Referrals on illegal immigrants in Colorado falling
DENVER (AP) ” The average number of suspected illegal immigrants turned over to federal authorities by Colorado law enforcement agencies each month dropped last year, in comparison to the mandatory reporting law’s first year, according to reports to the state Legislature.
Officials and lawmakers credited stepped-up enforcement, employer sanctions and the economic downturn.
State lawmakers passed a bill in 2006 requiring police agencies to alert Immigration and Custom Enforcement officials when they detain or stop someone they suspect of being in the U.S. illegally.
The law, co-sponsored by state Sen. Tom Wiens, R-Castle Rock, also requires agencies to notify the Legislature each March of how many names they sent to immigration officials in the previous year. There are exceptions for routine traffic tickets and arrests for domestic violence, until the case is resolved.
After the law went into effect in June 1, 2006, police and sheriff’s agencies referred about 15,200 people to ICE that year, or the equivalent of about 2,170 a month, the Rocky Mountain News reported in Saturday editions.

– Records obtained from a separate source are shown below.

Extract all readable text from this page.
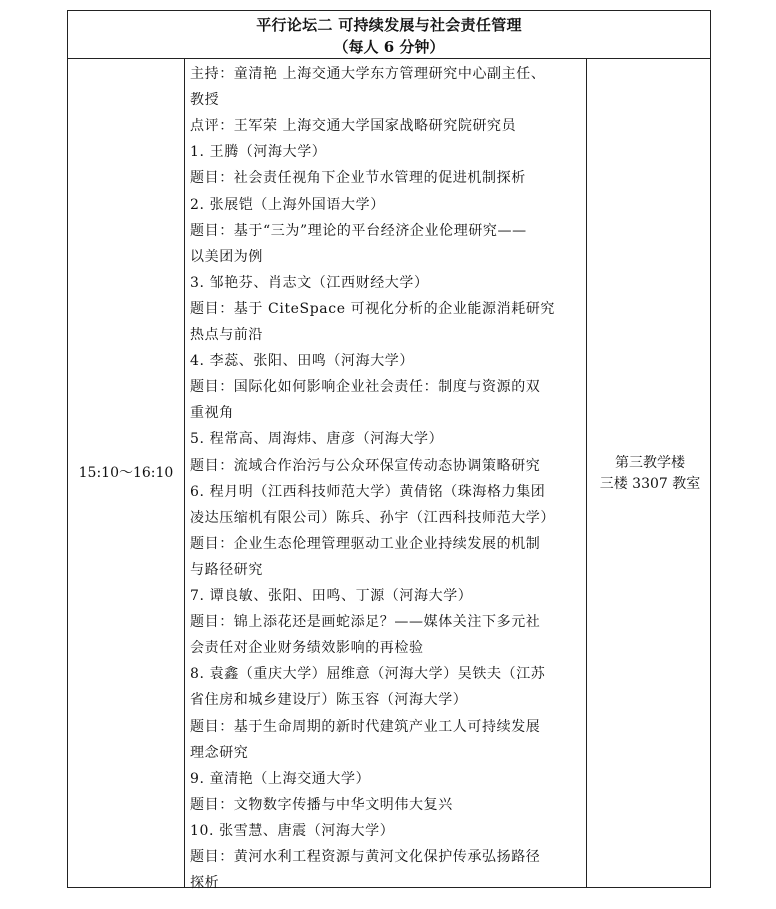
平行论坛二 可持续发展与社会责任管理
（每人 6 分钟）
15:10～16:10
主持：童清艳 上海交通大学东方管理研究中心副主任、
教授
点评：王军荣 上海交通大学国家战略研究院研究员
1. 王腾（河海大学）
题目：社会责任视角下企业节水管理的促进机制探析
2. 张展铠（上海外国语大学）
题目：基于“三为”理论的平台经济企业伦理研究——
以美团为例
3. 邹艳芬、肖志文（江西财经大学）
题目：基于 CiteSpace 可视化分析的企业能源消耗研究
热点与前沿
4. 李蕊、张阳、田鸣（河海大学）
题目：国际化如何影响企业社会责任：制度与资源的双
重视角
5. 程常高、周海炜、唐彦（河海大学）
题目：流域合作治污与公众环保宣传动态协调策略研究
6. 程月明（江西科技师范大学）黄倩铭（珠海格力集团
凌达压缩机有限公司）陈兵、孙宇（江西科技师范大学）
题目：企业生态伦理管理驱动工业企业持续发展的机制
与路径研究
7. 谭良敏、张阳、田鸣、丁源（河海大学）
题目：锦上添花还是画蛇添足？——媒体关注下多元社
会责任对企业财务绩效影响的再检验
8. 袁鑫（重庆大学）屈维意（河海大学）吴铁夫（江苏
省住房和城乡建设厅）陈玉容（河海大学）
题目：基于生命周期的新时代建筑产业工人可持续发展
理念研究
9. 童清艳（上海交通大学）
题目：文物数字传播与中华文明伟大复兴
10. 张雪慧、唐震（河海大学）
题目：黄河水利工程资源与黄河文化保护传承弘扬路径
探析
第三教学楼
三楼 3307 教室
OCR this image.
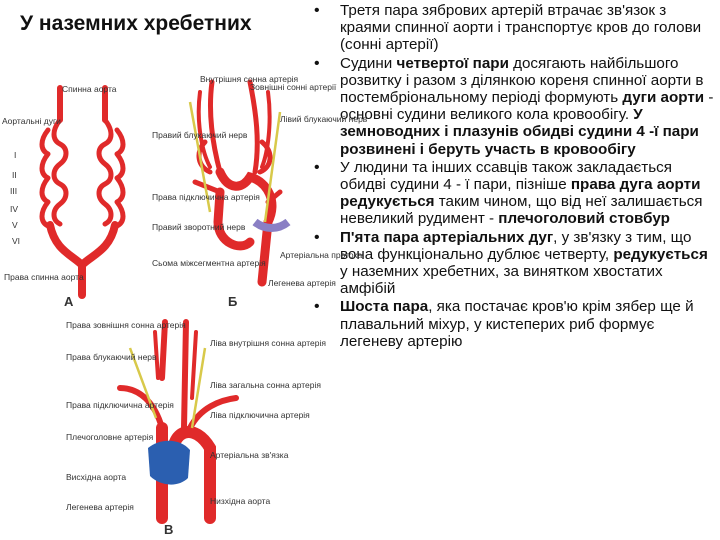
У наземних хребетних
• Третя пара зябрових артерій втрачає зв'язок з краями спинної аорти і транспортує кров до голови (сонні артерії)
• Судини четвертої пари досягають найбільшого розвитку і разом з ділянкою кореня спинної аорти в постембріональному періоді формують дуги аорти - основні судини великого кола кровообігу. У земноводних і плазунів обидві судини 4 -ї пари розвинені і беруть участь в кровообігу
• У людини та інших ссавців також закладається обидві судини 4 - ї пари, пізніше права дуга аорти редукується таким чином, що від неї залишається невеликий рудимент - плечоголовий стовбур
• П'ята пара артеріальних дуг, у зв'язку з тим, що вона функціонально дублює четверту, редукується у наземних хребетних, за винятком хвостатих амфібій
• Шоста пара, яка постачає кров'ю крім зябер ще й плавальний міхур, у кистеперих риб формує легеневу артерію
Спинна аорта
Аортальні дуги
I
II
III
IV
V
VI
Права спинна аорта
А
Внутрішня сонна артерія
Зовнішні сонні артерії
Лівий блукаючий нерв
Правий блукаючий нерв
Права підключична артерія
Правий зворотний нерв
Сьома міжсегментна артерія
Артеріальна протока
Легенева артерія
Б
Права зовнішня сонна артерія
Права блукаючий нерв
Права підключична артерія
Плечоголовне артерія
Висхідна аорта
Легенева артерія
Ліва внутрішня сонна артерія
Ліва загальна сонна артерія
Ліва підключична артерія
Артеріальна зв'язка
Низхідна аорта
В
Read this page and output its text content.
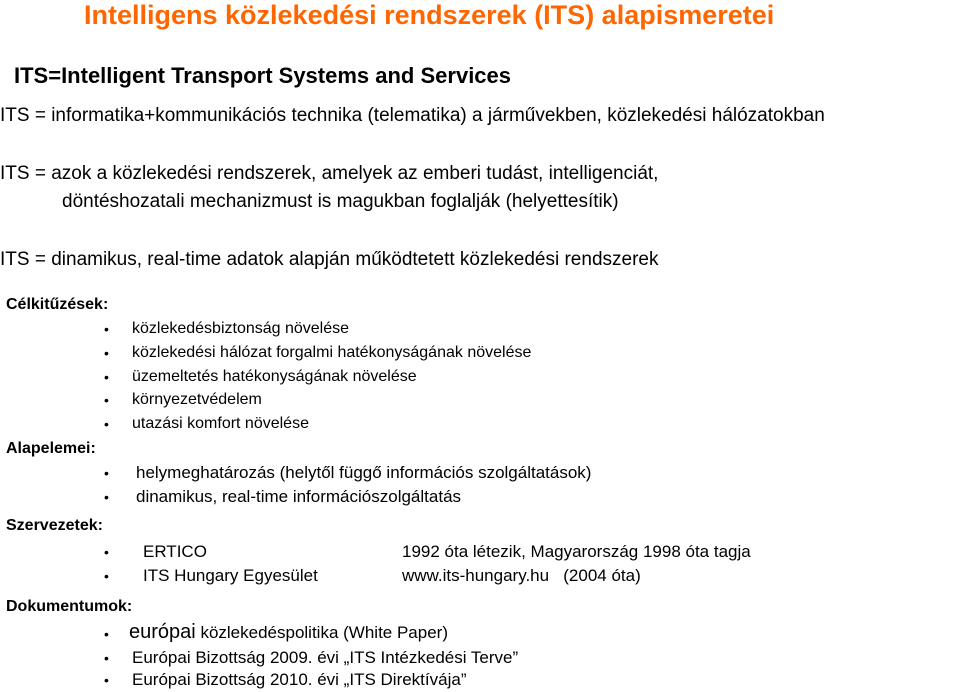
Intelligens közlekedési rendszerek (ITS) alapismeretei
ITS=Intelligent Transport Systems and Services
ITS = informatika+kommunikációs technika (telematika) a járművekben, közlekedési hálózatokban
ITS = azok a közlekedési rendszerek, amelyek az emberi tudást, intelligenciát,
döntéshozatali mechanizmust is magukban foglalják (helyettesítik)
ITS = dinamikus, real-time adatok alapján működtetett közlekedési rendszerek
Célkitűzések:
• közlekedésbiztonság növelése
• közlekedési hálózat forgalmi hatékonyságának növelése
• üzemeltetés hatékonyságának növelése
• környezetvédelem
• utazási komfort növelése
Alapelemei:
• helymeghatározás (helytől függő információs szolgáltatások)
• dinamikus, real-time információszolgáltatás
Szervezetek:
• ERTICO	1992 óta létezik, Magyarország 1998 óta tagja
• ITS Hungary Egyesület	www.its-hungary.hu   (2004 óta)
Dokumentumok:
• európai közlekedéspolitika (White Paper)
• Európai Bizottság 2009. évi „ITS Intézkedési Terve”
• Európai Bizottság 2010. évi „ITS Direktívája”
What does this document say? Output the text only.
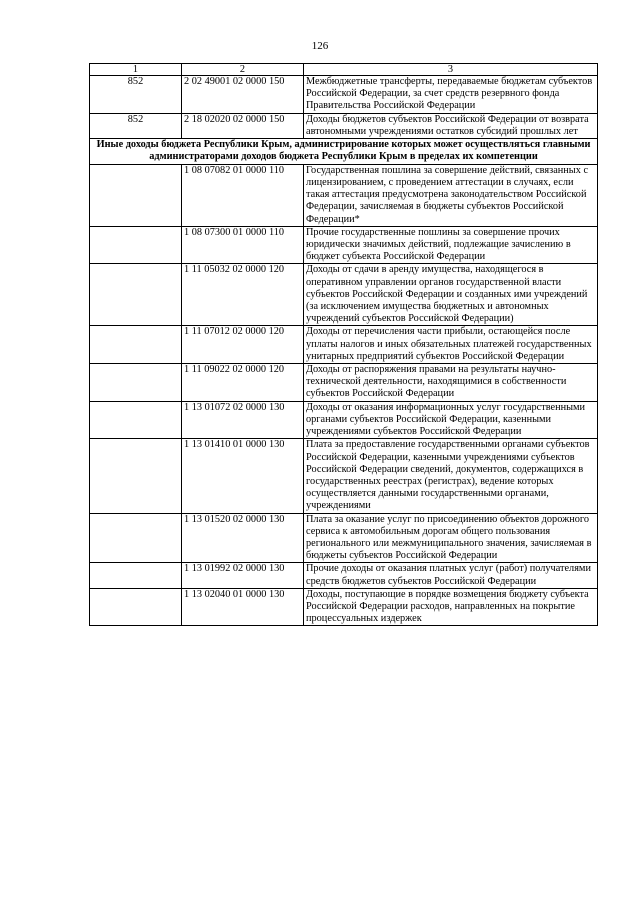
126
1	2	3
852	2 02 49001 02 0000 150	Межбюджетные трансферты, передаваемые бюджетам субъектов Российской Федерации, за счет средств резервного фонда Правительства Российской Федерации
852	2 18 02020 02 0000 150	Доходы бюджетов субъектов Российской Федерации от возврата автономными учреждениями остатков субсидий прошлых лет
Иные доходы бюджета Республики Крым, администрирование которых может осуществляться главными администраторами доходов бюджета Республики Крым в пределах их компетенции		
	1 08 07082 01 0000 110	Государственная пошлина за совершение действий, связанных с лицензированием, с проведением аттестации в случаях, если такая аттестация предусмотрена законодательством Российской Федерации, зачисляемая в бюджеты субъектов Российской Федерации*
	1 08 07300 01 0000 110	Прочие государственные пошлины за совершение прочих юридически значимых действий, подлежащие зачислению в бюджет субъекта Российской Федерации
	1 11 05032 02 0000 120	Доходы от сдачи в аренду имущества, находящегося в оперативном управлении органов государственной власти субъектов Российской Федерации и созданных ими учреждений (за исключением имущества бюджетных и автономных учреждений субъектов Российской Федерации)
	1 11 07012 02 0000 120	Доходы от перечисления части прибыли, остающейся после уплаты налогов и иных обязательных платежей государственных унитарных предприятий субъектов Российской Федерации
	1 11 09022 02 0000 120	Доходы от распоряжения правами на результаты научно-технической деятельности, находящимися в собственности субъектов Российской Федерации
	1 13 01072 02 0000 130	Доходы от оказания информационных услуг государственными органами субъектов Российской Федерации, казенными учреждениями субъектов Российской Федерации
	1 13 01410 01 0000 130	Плата за предоставление государственными органами субъектов Российской Федерации, казенными учреждениями субъектов Российской Федерации сведений, документов, содержащихся в государственных реестрах (регистрах), ведение которых осуществляется данными государственными органами, учреждениями
	1 13 01520 02 0000 130	Плата за оказание услуг по присоединению объектов дорожного сервиса к автомобильным дорогам общего пользования регионального или межмуниципального значения, зачисляемая в бюджеты субъектов Российской Федерации
	1 13 01992 02 0000 130	Прочие доходы от оказания платных услуг (работ) получателями средств бюджетов субъектов Российской Федерации
	1 13 02040 01 0000 130	Доходы, поступающие в порядке возмещения бюджету субъекта Российской Федерации расходов, направленных на покрытие процессуальных издержек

The newspaper reported that agencies forwarded about 15,900 names to ICE ” about 1,325 a month ” last year, with relatively few resulting in automatic holds for deportation, according to state and federal records. That’s almost a 40 percent drop.
Phil Spence of the Arapahoe County Sheriff’s Office said political and economic issues, along with more efficient law enforcement may have played a part in the drop.
Spence said that the number of border agents has climbed to 18,000 from 4,000, the housing slump has led to a decline in jobs and more states are assembling teams to combat human trafficking, like Colorado has done in the state patrol.
Wiens said figures on medical claims and school enrollment support the idea that the number of immigrants here illegally has declined.
However average monthly referrals rose in Weld County, Aurora and Adams County, records show.
Weld County Undersheriff Margie Martinez said numbers were up in her county because ICE worked out bugs from the system during the first year of reporting.
“It’s not that we are picking up more people, it’s that more people are being screened,” she said.